PovertyPain Thu 26-Oct-17 14:19:44

Meant to add, dog bites are really really painful.

Ttbb Thu 26-Oct-17 14:20:28

Maybe an anonymous report to the RSPCA. Terrible way to treat your pet.

RhiannonOHara Thu 26-Oct-17 14:21:37

Perhaps, if it's raised that way with the boss, he might be more open to leaving the dog at home.

Bollocks to that. Why should people handle this with kid gloves when his dog has bitten THREE members of staff?

I agree, it's not unlikely that the dog is suffering in some way, but while I think the dog needs to be treated with compassion I've no such sympathy for the owner.

fakenamefornow Thu 26-Oct-17 14:26:14

Its on private property, not public, therefore its not breaking the law

Not true. A dog is not allowed to bite people regardless of where it is.

Atenco Thu 26-Oct-17 14:51:47

Unbelievable, is your son working on a slave plantation?

Jayfee Thu 26-Oct-17 14:52:11

Thanks for all the advice. I am going to speak to him this evening. Caninicide was my joke about killing the dog not being an option. In a job situation where the boss is in the office and so indulgent of such badly behaved dog,dealing with the situation as an employee is not straightforward as it can affect your working relationship and prospects. Obviously the boss wouldn't directly link any action to dog complaints, but there were several redundancies a few months ago and my son was relieved to keep his job. My son is 30 yrs old and just recently moved home so I have to respect he is an adult and try not to be too mumsy. That is hard as I spent last night fretting in case the bite goes septic. I am angry that a boss behaves this way. If that dog is like that at work, I think it will be a danger elsewhere. I am definitely going to try and find out more details this evening. If I had ever been bitten at work I would have made a big fuss.

Jayfee Thu 26-Oct-17 14:53:45

No ,Atenco, apparently its on trend to take inbred French bulldogs and suchlike to work in trendy design offices.

FeelingAggrieved Thu 26-Oct-17 14:54:17

3 times! He should have stopped bringing him after the first time!

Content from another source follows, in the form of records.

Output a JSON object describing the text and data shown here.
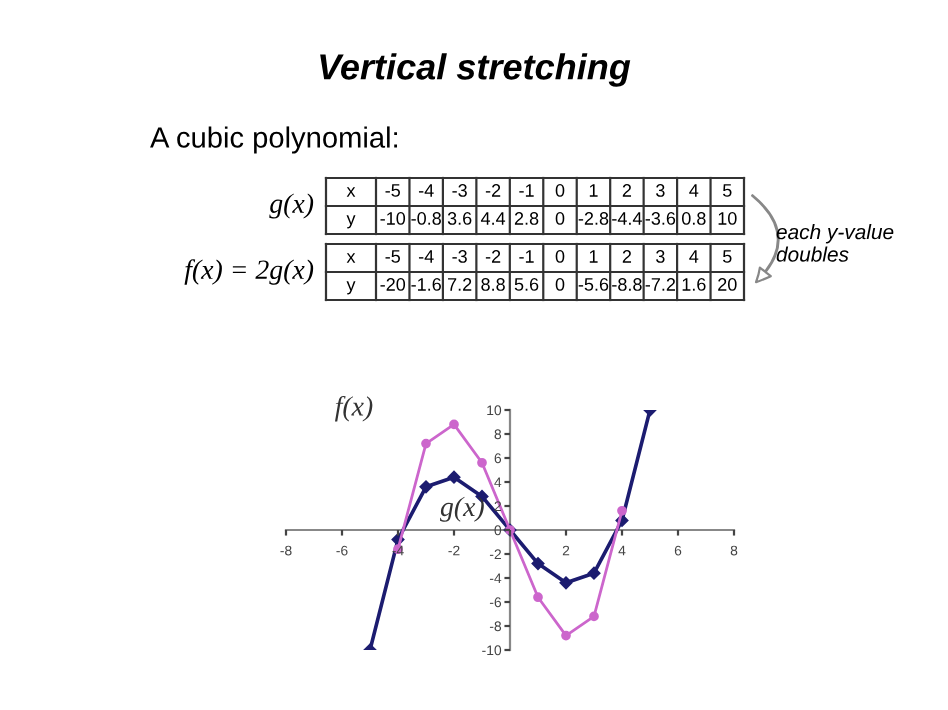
{
  "chart_data": {
    "type": "line",
    "title": "Vertical stretching",
    "subtitle": "A cubic polynomial:",
    "annotations": [
      "each y-value doubles",
      "f(x) = 2g(x)",
      "x",
      "-5",
      "-4",
      "-3",
      "-2",
      "-1",
      "0",
      "1",
      "2",
      "3",
      "4",
      "5",
      "y",
      "-10",
      "-0.8",
      "3.6",
      "4.4",
      "2.8",
      "0",
      "-2.8",
      "-4.4",
      "-3.6",
      "0.8",
      "10",
      "x",
      "-5",
      "-4",
      "-3",
      "-2",
      "-1",
      "0",
      "1",
      "2",
      "3",
      "4",
      "5",
      "y",
      "-20",
      "-1.6",
      "7.2",
      "8.8",
      "5.6",
      "0",
      "-5.6",
      "-8.8",
      "-7.2",
      "1.6",
      "20"
    ],
    "x": [
      -5,
      -4,
      -3,
      -2,
      -1,
      0,
      1,
      2,
      3,
      4,
      5
    ],
    "series": [
      {
        "name": "g(x)",
        "color": "#1c1c70",
        "marker": "diamond",
        "values": [
          -10,
          -0.8,
          3.6,
          4.4,
          2.8,
          0,
          -2.8,
          -4.4,
          -3.6,
          0.8,
          10
        ]
      },
      {
        "name": "f(x)",
        "color": "#cc66cc",
        "marker": "circle",
        "values": [
          null,
          -1.6,
          7.2,
          8.8,
          5.6,
          0,
          -5.6,
          -8.8,
          -7.2,
          1.6,
          null
        ]
      }
    ],
    "xlim": [
      -8,
      8
    ],
    "ylim": [
      -10,
      10
    ],
    "xticks": [
      -8,
      -6,
      -4,
      -2,
      {
        "value": 0,
        "label": null
      },
      2,
      4,
      6,
      8
    ],
    "yticks": [
      -10,
      -8,
      -6,
      -4,
      -2,
      0,
      2,
      4,
      6,
      8,
      10
    ],
    "grid": false,
    "legend": false,
    "line_style": "solid"
  }
}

Sashkin Thu 26-Oct-17 14:58:14

If he goes to A&E with that bite (and the boss can hardly sack him for seeking medical attention), and tells them that his boss’s dog bit him and two other people, A&E may well contact police themselves, or offer to contact them for him. Might give your son some deniability?

And if he hasn’t sought medical advice he should, dog bites are nasty and get infected quite easily. It’s been a while since I worked in A&E, but we used to give prophylactic antibiotics for animal bites.

RhiannonOHara Thu 26-Oct-17 15:03:32

If they tried making your son redundant then a good employment lawyer could make a good case for the 'coincidence' of the redundancy coinciding with your son saying something about the dog.